Der polnische Schriftsteller Stefan Chwin nimmt es Günter Grass nicht übel, dass er erst so spät über seine Zeit in der Waffen-SS gesprochen hat. Vielleicht hat es ihn nicht einmal überrascht. "Grass ist ein geheimnisvoller, ein bei aller Vitalität in sich gekehrter Mensch, und ich habe niemals versucht, ihn zu verstehen. Es war mir lieber, daß er so blieb wie seine Bücher: verworren, unklar, zweideutig. Oskar Matzerath ist keineswegs ein positiver Held, und 'Die Blechtrommel' ist kein 'sauberes' Buch. Ich spürte darin immer etwas Ungutes. Genau deshalb schätzte ich es. Wahre Literatur spielt mit der Wahrheit und der Moral, wie man mit dem Feuer spielt."

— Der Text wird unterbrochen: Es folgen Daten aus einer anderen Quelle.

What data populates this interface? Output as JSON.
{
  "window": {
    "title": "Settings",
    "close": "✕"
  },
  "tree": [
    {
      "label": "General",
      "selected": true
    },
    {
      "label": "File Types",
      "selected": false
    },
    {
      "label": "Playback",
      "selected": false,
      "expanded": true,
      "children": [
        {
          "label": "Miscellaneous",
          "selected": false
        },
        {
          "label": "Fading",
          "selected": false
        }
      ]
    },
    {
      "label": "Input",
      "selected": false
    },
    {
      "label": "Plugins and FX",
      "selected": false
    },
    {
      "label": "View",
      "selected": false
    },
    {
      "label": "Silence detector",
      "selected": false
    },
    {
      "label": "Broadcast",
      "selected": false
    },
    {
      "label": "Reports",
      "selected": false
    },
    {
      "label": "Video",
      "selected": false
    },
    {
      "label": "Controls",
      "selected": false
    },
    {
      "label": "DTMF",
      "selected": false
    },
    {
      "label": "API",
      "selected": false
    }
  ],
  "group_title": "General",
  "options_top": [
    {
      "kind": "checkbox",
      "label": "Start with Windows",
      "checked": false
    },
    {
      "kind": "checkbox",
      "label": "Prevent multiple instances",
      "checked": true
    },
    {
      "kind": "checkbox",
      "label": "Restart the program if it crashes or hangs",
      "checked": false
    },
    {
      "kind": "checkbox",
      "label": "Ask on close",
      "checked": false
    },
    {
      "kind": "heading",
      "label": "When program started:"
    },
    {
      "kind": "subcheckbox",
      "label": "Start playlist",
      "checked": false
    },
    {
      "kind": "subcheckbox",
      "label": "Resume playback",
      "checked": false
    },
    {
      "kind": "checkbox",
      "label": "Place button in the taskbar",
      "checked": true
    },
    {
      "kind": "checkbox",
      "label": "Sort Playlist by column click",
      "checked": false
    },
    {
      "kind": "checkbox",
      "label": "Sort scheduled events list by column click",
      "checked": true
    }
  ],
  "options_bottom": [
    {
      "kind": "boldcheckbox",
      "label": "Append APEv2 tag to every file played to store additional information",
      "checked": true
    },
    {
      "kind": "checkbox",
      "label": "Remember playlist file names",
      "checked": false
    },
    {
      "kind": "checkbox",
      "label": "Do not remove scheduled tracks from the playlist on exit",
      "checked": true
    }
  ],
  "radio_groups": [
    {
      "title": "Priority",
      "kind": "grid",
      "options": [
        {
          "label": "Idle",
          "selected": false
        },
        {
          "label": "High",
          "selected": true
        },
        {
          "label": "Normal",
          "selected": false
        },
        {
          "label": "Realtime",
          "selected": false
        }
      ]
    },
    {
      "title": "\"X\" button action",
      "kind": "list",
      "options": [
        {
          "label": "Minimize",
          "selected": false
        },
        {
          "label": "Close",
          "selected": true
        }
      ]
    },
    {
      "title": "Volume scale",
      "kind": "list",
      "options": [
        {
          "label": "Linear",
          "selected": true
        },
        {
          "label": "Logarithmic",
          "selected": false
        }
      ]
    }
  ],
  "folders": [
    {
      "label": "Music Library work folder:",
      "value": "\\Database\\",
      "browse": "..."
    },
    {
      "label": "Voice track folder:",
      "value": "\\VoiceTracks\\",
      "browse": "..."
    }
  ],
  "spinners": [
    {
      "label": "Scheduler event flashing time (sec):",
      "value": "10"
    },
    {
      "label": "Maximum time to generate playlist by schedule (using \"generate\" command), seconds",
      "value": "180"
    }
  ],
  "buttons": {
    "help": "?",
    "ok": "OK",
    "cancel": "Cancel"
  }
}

Elke Heidenreich steigert sich in einen wahren Zornesrausch, nachdem sie beim Festival in Glyndebourne Händels "Julius Cäsar" gesehen hat. "In der deutschen Oper sitzen die Kenner, und die dulden keine Freude. Es muss zerquält sein. Wehe, neue Musik zeigt Tonalität, wehe, alte Musik wird nicht ganz ernst genommen. Das möchte ich bei uns mal sehen, daß Kleopatra zu Händel erotisch tanzt, dass Cäsar und Ptolemäus ein Ballett hinlegen, das den Eiertanz der Macht zeigt, zwei schwerbewaffnete Countertenöre girren in Menuettschritten umeinander herum, und es ist unsäglich komisch, tief bedrohlich und zugleich atemberaubend elegant und sinnlich. Und nie, nie zerstört es die Musik. Die Musik muss immer ernst genommen werden, das ist oberstes Gesetz in der Oper. In Glyndebourne weiß man das. In Deutschland könnte man es wieder lernen, dann wären die Opernhäuser nicht so leer."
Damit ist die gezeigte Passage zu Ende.